Global Capital, January 2016
It seems hard to recall a world in which crowdfunding was not part of the financial lexicon, but in fact the industry’s mesmerising growth is a recent phenomenon. Funding Circle dates from August 2010; Crowdcube got its FSA authorisation in the UK in February 2013. Even on the more traditionally institutional side, the straight-to-borrower private debt strategy of pioneering alternative asset manager BlueBay was only launched in 2011.
Yet it has transformed long-established models of financing, becoming part of the everday furniture of capital raising with remarkable haste. According to a survey by Allen & Overy, the average composition of funding at medium to large non-financial corporates in Western Europe is 48% bank lending, 22% capital markets – and 30% alternative finance.

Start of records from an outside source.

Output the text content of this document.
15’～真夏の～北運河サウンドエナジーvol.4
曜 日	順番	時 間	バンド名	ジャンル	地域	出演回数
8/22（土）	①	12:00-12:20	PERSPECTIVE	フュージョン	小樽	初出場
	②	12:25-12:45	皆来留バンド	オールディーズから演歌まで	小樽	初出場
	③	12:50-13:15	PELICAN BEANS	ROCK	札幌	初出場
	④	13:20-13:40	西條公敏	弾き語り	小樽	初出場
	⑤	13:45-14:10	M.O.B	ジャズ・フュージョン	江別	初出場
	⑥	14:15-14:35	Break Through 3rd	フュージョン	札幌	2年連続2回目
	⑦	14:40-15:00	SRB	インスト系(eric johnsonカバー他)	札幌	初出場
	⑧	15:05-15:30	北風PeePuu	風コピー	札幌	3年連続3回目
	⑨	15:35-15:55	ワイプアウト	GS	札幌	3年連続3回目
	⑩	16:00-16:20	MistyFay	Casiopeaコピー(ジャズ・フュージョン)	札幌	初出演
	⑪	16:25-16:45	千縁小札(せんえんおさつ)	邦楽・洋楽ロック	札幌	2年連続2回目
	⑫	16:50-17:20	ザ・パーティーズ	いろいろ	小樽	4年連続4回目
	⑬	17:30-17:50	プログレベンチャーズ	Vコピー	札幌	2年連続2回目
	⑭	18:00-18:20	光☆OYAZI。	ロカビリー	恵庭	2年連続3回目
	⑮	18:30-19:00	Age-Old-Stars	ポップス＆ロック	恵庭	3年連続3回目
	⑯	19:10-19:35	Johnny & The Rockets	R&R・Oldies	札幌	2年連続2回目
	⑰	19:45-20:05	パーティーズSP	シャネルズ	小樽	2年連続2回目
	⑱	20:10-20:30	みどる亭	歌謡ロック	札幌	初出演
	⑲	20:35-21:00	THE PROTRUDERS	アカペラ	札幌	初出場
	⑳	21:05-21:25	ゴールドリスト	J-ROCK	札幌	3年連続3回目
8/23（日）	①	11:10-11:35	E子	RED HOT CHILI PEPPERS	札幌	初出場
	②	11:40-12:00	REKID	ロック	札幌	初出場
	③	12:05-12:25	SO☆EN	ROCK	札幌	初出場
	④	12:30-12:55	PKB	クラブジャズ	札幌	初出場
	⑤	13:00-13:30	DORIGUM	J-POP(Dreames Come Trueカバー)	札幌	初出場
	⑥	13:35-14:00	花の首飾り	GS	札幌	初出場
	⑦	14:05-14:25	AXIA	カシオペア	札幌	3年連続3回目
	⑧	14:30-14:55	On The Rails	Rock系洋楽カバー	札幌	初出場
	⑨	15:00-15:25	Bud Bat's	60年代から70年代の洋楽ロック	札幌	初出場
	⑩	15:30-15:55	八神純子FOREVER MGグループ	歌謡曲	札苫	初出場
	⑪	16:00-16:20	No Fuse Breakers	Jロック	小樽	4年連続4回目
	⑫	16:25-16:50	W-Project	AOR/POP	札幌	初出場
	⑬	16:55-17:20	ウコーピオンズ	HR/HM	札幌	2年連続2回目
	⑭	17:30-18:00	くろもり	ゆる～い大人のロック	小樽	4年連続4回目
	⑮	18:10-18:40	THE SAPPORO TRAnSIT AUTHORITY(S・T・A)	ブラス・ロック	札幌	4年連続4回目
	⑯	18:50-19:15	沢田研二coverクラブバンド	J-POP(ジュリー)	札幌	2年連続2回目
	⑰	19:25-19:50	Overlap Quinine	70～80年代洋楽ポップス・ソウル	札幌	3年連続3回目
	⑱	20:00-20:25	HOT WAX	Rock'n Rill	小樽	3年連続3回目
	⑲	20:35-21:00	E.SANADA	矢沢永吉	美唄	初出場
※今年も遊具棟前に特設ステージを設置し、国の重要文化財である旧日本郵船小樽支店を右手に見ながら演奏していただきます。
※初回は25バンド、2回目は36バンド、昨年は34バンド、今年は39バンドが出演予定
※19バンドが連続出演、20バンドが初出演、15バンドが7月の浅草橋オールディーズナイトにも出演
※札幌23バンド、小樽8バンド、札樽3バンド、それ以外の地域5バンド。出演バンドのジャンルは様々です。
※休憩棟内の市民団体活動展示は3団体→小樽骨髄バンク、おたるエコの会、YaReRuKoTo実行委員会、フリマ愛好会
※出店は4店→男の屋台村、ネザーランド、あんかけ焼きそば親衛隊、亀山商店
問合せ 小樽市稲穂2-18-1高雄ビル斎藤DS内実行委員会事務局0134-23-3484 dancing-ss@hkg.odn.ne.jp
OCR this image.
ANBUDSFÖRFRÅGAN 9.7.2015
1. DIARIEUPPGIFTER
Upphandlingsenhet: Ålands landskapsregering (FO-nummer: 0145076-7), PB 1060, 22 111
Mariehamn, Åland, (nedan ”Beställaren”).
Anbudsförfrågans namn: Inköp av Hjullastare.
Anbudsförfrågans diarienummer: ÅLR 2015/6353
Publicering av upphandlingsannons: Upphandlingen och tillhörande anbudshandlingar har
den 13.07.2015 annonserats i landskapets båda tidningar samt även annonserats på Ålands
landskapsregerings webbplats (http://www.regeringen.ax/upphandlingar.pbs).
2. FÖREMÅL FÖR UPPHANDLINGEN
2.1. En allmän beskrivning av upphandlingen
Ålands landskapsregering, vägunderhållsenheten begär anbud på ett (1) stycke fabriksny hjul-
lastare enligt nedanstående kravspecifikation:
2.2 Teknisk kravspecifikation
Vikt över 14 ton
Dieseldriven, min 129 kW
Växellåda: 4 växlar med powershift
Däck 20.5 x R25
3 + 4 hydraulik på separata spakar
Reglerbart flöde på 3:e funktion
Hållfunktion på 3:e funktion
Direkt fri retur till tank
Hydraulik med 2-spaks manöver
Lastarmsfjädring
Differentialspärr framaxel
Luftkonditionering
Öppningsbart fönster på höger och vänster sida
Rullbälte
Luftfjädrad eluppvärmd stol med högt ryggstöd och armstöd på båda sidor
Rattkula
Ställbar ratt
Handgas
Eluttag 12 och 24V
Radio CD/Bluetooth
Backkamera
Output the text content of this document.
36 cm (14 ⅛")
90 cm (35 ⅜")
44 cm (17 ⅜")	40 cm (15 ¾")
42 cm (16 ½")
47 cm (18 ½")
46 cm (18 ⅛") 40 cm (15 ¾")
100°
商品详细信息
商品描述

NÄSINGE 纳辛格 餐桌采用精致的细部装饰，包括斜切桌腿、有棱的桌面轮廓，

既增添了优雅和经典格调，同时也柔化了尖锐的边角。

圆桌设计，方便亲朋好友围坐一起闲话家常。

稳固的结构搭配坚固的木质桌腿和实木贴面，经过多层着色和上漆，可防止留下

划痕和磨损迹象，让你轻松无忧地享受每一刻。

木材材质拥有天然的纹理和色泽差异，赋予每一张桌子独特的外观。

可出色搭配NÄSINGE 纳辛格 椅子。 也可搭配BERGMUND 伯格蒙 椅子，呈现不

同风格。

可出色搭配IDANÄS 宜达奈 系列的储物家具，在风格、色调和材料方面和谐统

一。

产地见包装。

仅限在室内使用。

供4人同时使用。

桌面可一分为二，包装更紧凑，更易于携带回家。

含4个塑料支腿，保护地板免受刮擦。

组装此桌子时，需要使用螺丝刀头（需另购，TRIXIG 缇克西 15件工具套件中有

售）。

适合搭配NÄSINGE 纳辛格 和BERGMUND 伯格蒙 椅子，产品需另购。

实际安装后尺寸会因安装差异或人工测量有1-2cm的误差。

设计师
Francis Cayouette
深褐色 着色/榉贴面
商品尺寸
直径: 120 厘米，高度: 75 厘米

Almost half of the corporates (48%) expect their use of alternative finance to increase over the next five years, more than any other market segment, while 57% of investors polled in the report say they expect to increase their provision of alternative finance. And that’s without looking at the small end of SMEs, who have benefited more than anyone from the arrival of these models.
Some natural questions arise, among them: how much share can these groups take? Is growth like this sustainable? What do the default rates look like? How much have they harmed the banks?
But perhaps the most striking question is: how on earth did a banking sector, starved of opportunities for growth in the post-financial crisis environment, allow a gap this big for a whole new industry to flourish within?